By 1905, Stanleigh was well acquainted with the musical activities at Yale, and was elected President of the university orchestra. He directed the orchestra in a 1905 school production of "The Magistrate". In 1906, Friedman would write a follow-up composition to 'Down the Field' titled 'Whoop It Up', with words by Henry G. Dodge. This fight song was not as popular as his primary work. In 1920, he would publish 'Glory For Yale', with words by Julian Arnold. He recorded this march among others that same year for Okeh records as director with the New England Society Orchestra.

Thirty years after writing 'Down the Field', in 1935, he wrote and dedicated a limited campus store print of 'Sons of Eli' to his former roommate and co-writer, C.W. O'Connor.

==Later career==
Friedman would practice law in New York by 1912 in the law firm of Friedman & Bareford I, but remained active in the entertainment industry. He was a founder of the film studios Octagon Films Inc. and Grossman Pictures Inc., led by Harry Grossman. He went on to becoming a director and vice president of Warner Bros. in 1931. He was active at Warner Bros. into the 1950s.

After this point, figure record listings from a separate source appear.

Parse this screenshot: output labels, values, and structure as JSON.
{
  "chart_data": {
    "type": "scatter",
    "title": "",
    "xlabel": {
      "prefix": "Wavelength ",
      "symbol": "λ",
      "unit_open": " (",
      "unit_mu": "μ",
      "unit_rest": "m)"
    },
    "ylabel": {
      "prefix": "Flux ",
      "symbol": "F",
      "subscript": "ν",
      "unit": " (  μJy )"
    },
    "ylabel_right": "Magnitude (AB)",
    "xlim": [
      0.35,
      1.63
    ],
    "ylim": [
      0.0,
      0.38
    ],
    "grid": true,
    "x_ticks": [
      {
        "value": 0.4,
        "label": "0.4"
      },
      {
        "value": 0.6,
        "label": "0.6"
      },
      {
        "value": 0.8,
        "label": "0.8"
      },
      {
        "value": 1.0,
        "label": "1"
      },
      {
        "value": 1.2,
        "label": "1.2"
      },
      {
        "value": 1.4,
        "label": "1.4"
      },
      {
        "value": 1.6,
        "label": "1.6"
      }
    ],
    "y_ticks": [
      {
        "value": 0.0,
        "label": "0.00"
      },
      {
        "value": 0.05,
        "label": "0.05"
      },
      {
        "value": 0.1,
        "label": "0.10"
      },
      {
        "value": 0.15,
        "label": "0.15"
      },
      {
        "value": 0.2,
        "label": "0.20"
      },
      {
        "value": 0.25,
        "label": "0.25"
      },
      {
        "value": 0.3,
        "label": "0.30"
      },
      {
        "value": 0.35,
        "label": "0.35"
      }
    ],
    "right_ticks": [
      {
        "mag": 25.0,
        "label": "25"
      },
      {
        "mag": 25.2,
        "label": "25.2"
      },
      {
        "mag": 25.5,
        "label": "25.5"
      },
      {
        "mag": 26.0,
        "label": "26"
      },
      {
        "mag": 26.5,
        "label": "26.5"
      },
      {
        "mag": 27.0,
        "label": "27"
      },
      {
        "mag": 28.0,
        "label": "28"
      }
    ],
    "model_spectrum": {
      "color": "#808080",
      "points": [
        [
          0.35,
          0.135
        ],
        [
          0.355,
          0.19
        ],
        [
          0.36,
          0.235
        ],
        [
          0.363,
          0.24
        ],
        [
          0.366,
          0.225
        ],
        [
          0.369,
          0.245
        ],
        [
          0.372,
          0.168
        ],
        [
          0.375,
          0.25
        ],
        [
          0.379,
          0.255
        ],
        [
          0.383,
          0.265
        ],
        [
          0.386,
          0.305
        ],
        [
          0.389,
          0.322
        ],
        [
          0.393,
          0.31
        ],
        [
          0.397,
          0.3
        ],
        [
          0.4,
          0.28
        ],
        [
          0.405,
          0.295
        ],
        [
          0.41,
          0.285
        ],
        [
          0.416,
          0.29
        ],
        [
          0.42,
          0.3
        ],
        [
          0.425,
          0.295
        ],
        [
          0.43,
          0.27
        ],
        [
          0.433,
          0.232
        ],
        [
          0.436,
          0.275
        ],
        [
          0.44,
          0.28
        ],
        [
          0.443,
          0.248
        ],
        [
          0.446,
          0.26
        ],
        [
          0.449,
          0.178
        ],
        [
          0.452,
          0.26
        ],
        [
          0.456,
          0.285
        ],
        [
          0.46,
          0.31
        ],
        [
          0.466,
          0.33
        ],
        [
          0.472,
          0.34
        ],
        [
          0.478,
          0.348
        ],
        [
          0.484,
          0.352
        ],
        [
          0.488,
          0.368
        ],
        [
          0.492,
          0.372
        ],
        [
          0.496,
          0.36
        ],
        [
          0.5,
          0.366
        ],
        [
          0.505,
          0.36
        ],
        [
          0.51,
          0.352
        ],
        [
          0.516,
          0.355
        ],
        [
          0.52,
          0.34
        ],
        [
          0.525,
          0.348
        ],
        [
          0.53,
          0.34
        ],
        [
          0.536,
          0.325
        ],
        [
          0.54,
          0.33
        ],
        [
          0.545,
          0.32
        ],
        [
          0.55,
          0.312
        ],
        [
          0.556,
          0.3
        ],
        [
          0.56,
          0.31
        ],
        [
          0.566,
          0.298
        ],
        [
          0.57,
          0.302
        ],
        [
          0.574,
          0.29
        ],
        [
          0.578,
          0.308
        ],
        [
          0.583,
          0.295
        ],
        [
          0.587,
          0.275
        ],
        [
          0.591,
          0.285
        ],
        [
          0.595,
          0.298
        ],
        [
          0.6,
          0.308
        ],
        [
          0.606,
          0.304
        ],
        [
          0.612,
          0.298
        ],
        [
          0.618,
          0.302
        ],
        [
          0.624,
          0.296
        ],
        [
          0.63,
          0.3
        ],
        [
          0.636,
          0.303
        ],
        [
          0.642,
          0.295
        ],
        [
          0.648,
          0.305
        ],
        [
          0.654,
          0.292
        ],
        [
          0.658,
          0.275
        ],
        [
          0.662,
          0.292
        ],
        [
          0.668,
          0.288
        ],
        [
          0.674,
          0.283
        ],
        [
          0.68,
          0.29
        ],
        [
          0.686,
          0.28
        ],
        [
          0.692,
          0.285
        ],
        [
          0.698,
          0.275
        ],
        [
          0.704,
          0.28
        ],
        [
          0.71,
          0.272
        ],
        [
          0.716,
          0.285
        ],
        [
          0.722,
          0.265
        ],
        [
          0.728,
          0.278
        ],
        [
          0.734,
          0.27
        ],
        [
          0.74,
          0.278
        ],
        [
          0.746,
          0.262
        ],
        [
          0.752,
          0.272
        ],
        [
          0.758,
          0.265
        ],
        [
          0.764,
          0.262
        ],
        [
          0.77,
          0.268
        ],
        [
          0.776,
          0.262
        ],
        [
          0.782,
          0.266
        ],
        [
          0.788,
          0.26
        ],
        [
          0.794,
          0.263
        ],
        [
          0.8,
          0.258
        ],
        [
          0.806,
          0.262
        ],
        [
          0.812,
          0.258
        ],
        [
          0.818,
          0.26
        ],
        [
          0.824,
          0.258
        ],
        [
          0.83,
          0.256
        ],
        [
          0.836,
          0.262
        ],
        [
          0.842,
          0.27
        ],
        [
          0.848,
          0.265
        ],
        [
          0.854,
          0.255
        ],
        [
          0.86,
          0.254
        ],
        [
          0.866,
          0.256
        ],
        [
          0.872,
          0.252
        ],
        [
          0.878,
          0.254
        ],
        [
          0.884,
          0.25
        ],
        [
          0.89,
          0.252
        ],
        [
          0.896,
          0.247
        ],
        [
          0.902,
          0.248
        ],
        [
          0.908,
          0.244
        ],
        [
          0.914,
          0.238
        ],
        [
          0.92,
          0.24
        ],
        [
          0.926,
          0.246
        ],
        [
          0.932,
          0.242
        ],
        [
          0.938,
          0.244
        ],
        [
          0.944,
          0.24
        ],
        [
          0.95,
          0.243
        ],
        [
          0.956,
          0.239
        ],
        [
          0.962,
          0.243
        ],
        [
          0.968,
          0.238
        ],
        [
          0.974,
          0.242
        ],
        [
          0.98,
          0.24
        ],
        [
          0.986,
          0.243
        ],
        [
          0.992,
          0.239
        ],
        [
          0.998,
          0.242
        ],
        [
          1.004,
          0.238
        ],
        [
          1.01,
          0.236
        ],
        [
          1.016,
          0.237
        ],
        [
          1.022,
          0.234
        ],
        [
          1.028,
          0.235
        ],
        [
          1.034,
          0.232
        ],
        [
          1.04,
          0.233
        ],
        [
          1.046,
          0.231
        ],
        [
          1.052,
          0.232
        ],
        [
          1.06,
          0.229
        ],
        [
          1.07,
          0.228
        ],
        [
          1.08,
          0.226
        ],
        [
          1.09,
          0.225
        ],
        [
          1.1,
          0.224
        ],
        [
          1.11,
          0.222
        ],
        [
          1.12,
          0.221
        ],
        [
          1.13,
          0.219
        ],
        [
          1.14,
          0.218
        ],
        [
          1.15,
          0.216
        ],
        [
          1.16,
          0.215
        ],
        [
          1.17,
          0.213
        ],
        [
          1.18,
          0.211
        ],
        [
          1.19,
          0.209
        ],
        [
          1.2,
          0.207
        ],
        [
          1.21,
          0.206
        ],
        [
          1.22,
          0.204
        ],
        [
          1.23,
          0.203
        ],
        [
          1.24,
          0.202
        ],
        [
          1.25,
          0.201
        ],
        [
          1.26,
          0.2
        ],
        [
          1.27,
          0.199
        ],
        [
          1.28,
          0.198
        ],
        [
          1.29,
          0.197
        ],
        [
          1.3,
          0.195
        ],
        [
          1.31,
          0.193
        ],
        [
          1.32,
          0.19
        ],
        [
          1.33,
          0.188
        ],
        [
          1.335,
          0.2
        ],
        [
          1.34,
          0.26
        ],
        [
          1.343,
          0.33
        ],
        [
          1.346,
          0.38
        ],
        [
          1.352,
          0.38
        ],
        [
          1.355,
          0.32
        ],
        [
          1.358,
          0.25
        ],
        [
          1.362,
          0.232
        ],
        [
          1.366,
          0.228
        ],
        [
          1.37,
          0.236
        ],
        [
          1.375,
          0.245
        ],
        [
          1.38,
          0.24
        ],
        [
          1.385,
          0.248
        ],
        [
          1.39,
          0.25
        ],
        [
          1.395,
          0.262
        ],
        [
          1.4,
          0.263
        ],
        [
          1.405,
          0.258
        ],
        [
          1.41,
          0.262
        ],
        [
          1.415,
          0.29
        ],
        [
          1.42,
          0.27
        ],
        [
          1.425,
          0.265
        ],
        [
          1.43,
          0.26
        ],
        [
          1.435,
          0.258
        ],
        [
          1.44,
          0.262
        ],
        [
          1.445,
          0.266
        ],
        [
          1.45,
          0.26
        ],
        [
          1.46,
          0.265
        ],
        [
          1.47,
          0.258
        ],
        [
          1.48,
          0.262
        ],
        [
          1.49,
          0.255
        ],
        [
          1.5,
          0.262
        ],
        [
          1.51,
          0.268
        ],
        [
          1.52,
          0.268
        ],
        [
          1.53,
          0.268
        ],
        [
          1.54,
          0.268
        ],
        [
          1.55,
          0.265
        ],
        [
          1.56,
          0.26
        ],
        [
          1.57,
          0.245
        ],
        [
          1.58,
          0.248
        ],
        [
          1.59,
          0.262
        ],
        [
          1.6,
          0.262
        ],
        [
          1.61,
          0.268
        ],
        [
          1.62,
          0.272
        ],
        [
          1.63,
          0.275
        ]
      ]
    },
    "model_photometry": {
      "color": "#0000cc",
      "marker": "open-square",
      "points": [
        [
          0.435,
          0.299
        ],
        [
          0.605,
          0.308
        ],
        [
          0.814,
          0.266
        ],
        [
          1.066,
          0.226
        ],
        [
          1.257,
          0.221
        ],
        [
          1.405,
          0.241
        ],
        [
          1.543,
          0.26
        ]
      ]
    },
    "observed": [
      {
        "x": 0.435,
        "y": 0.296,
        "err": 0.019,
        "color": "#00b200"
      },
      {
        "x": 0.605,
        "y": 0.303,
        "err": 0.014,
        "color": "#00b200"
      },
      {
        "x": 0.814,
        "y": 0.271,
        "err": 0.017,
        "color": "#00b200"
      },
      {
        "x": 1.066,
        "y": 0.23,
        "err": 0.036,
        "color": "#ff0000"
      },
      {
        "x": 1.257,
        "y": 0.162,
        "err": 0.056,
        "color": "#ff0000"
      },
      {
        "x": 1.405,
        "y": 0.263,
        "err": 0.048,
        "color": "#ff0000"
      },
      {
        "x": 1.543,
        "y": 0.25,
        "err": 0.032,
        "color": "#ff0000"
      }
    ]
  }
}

Friedman also served as President of the Schola Cantorum of New York and the Ballet Associates in America. Two arrangements of J.S. Bach's "Gavotte en Rondeau" and "Bist Du Bei Mir" by Friedman were performed by the New York Philharmonic. Friedman wrote religious music as well, including the works "God is My Trust" and "All Ye That Cleave Unto the Lord", a cantata.

==Legacy==
Friedman's name can be found inscribed on the walls of Welch Hall at Yale for his contribution to the school's fight songs. 'Down the Field' is still performed by the Yale Bands today.